Their ideas of reaching out – you know when Robert Chambers wrote this book “Farmers First” I know many people said that what’ this guy talking about? We are also working for farmers. For us, farmers are not first, it is first and last. What is Rob Chambers talking about – there were lots of debates that went around. These were all very top establishment scientists. They believed they were reaching out as well.
 
Now there is a test bed for a number of these ideas. As you know India, (as Shiv mentioned), the kind of paradigms that India could contribute in knowledge society leave aside agriculture… I will take another case…there is ICT in development and since late 90s India has started a number of them and by 2006 according to good friend Kenneth Keniston, it turns out that India was still leading the entire development world. Because developing world was the only one to have so many projects - close to 144 projects in existence, thousands of tele centres all over India and this success inspired world’s two premier societies IEEE (Institute of Electrical and Electronics Engineers Inc.) and ACM (Association for Computing Machinery) to have a series of ICTD (International Conference on Information and Communication Technologies and Development) conferences that have been continuing since 2005.
Lots of research, lots of methodology in fact as Shiv would call it an epistemology is coming up. Even here if you look at food and agriculture its presence is thin. I would say less than 5% of the papers presented in these conferences and studies even relate to them. And in action agriculture by the community here is reduced to nothing more than a series of questions and answers in a clinical style and they also look at it primarily as a tool for marketing and prices. They are not able to analyze the interactions any more that epistemology in ICTD seems to be limiting the epistemology in agriculture and generally speaking it’s more on connectivity and less on content and comprehension.

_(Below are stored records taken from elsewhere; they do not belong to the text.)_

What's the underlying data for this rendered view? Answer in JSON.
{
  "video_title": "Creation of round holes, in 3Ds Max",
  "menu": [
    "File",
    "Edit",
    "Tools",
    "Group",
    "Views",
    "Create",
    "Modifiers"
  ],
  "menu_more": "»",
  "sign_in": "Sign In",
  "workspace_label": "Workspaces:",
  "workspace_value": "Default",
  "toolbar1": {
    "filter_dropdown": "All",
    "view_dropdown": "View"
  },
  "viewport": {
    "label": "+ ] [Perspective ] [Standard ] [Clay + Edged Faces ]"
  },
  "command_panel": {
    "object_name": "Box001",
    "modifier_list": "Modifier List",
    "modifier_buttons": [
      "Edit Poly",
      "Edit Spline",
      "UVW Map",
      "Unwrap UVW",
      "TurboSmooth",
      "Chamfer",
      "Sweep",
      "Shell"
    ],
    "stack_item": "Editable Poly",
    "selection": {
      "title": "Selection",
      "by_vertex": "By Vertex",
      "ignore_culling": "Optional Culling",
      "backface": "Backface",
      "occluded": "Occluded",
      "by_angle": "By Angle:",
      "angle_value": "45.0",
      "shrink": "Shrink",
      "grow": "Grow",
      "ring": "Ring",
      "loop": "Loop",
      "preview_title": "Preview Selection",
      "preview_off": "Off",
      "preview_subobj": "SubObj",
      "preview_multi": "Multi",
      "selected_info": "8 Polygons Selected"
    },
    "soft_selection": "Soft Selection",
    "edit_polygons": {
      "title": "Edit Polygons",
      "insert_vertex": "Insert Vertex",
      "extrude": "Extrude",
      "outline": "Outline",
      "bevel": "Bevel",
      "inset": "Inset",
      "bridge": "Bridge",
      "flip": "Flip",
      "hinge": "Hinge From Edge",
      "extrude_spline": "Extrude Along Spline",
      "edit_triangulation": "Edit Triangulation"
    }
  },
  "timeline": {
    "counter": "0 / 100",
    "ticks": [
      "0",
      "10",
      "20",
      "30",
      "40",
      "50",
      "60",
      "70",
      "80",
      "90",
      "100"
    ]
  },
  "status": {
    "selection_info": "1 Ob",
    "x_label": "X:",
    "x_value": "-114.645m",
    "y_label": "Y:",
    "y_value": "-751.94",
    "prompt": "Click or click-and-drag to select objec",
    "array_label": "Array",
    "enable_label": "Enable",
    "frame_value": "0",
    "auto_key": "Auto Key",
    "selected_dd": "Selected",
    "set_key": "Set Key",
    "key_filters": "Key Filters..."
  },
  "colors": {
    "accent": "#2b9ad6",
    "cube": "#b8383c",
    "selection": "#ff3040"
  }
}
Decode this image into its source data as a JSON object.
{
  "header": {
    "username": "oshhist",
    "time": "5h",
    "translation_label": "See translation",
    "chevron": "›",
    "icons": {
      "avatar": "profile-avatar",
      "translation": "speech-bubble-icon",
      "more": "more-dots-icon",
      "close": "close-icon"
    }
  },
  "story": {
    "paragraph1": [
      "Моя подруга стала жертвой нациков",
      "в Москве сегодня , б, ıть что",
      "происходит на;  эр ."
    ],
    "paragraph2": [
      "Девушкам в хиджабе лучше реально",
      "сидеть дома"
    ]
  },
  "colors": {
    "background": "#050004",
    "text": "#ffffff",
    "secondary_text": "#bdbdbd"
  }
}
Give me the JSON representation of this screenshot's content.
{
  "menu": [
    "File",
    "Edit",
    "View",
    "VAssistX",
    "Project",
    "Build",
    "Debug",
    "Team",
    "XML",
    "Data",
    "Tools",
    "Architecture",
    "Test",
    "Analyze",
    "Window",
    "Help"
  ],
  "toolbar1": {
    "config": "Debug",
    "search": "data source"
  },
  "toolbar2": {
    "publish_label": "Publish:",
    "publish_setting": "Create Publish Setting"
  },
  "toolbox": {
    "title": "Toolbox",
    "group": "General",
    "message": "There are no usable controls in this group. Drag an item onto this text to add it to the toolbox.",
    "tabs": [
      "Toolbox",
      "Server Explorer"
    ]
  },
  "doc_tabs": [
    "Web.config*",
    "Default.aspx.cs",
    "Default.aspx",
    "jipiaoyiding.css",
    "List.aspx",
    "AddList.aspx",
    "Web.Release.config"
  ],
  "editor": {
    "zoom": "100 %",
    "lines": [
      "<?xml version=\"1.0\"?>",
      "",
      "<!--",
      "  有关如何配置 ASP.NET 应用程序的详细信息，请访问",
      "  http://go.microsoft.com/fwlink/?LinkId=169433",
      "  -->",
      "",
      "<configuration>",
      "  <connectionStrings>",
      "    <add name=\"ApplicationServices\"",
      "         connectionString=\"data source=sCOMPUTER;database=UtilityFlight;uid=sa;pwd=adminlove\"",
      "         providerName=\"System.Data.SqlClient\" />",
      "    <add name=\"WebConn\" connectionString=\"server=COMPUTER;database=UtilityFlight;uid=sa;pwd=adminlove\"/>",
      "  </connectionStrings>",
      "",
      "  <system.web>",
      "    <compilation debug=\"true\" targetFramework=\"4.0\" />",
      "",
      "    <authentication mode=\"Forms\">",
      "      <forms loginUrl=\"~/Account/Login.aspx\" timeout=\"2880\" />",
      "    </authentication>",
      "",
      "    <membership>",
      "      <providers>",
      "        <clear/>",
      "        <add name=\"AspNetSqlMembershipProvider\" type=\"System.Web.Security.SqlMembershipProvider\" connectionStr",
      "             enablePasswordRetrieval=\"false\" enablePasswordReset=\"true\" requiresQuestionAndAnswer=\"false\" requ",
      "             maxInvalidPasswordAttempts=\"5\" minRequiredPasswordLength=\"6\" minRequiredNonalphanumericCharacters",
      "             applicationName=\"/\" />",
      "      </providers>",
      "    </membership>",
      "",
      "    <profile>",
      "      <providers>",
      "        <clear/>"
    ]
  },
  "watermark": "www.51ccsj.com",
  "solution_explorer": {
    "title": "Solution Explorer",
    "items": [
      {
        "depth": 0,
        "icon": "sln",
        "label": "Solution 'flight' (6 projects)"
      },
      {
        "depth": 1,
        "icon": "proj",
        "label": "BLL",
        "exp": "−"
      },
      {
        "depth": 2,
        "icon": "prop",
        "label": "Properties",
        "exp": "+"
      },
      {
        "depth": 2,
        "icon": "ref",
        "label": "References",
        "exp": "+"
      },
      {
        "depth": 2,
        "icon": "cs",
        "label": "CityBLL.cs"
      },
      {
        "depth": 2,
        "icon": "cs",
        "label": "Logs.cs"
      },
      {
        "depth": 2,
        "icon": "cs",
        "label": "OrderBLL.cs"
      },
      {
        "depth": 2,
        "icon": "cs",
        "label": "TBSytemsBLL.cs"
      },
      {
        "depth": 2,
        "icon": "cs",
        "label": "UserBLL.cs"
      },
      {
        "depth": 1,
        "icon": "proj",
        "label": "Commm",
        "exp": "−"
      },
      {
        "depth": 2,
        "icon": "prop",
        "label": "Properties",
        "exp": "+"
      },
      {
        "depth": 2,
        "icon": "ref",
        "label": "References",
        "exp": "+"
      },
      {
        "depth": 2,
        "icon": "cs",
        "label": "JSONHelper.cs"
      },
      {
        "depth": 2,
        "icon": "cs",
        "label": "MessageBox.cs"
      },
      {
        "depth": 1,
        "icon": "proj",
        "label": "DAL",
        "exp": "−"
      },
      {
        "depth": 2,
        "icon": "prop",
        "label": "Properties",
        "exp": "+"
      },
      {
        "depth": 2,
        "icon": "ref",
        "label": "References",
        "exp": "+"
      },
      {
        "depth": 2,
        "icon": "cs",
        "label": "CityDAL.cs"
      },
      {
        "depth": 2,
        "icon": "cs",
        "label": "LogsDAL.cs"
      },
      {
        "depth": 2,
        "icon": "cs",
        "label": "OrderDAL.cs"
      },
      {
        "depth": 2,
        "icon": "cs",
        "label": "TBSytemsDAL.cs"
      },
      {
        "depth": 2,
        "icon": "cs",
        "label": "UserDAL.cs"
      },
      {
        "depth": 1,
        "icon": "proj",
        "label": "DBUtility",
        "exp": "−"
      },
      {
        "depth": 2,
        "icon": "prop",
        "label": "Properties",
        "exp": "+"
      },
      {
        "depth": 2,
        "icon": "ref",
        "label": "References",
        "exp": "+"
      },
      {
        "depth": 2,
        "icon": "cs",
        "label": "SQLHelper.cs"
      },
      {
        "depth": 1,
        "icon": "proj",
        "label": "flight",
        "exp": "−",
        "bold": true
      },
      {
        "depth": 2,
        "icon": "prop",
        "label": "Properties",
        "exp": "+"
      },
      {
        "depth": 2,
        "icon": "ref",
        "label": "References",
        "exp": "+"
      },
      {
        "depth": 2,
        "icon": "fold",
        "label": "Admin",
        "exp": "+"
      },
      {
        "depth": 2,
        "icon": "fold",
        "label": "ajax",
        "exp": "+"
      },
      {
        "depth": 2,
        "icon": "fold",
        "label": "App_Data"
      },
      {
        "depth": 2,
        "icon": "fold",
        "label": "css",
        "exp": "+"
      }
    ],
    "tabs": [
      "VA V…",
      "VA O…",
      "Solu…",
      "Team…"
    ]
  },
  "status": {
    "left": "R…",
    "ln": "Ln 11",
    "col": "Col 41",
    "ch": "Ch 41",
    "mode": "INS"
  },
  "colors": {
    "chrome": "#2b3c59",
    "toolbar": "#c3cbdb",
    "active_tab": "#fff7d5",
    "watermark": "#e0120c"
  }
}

Therefore, we are looking at how do we make a knowledge society of farmers? The reason why I am using the word farmer and not agriculturist is because Begum Matia Chowdhury, when she became a Minister of Agriculture in Bangladesh, looked at two very thick volumes of Plans that the Department of Agriculture had made and pointed out that these two volumes running to nearly 1000 pages did not have the word farmer even once. In other words it is possible in a modern paradigm – science based agriculture today to write about agriculture without using the word farmers. Now fundamentally we believe that needs to change. The attitude needs to change. My former boss M.S.Swaminathan, when he took over and was asked to form a National Commission on Agriculture, he named it as National Farmers’ Commission because he felt that the definitional issue must be addressed.
 
And Extension again a definition is primarily oriented towards production of goods and it might not be compatible often for farmer in terms of living with dignity. We need to focus on these issues because only then can they participate as equals in a knowledge society. So in the end what I believe is that there is a lot of scope for creating a science-agriculture society type of program covering multiple institutions, multiple paradigms, and actors like the way STS was built very successfully in the US in several institutions and spread to rest of the world. Thank you very much.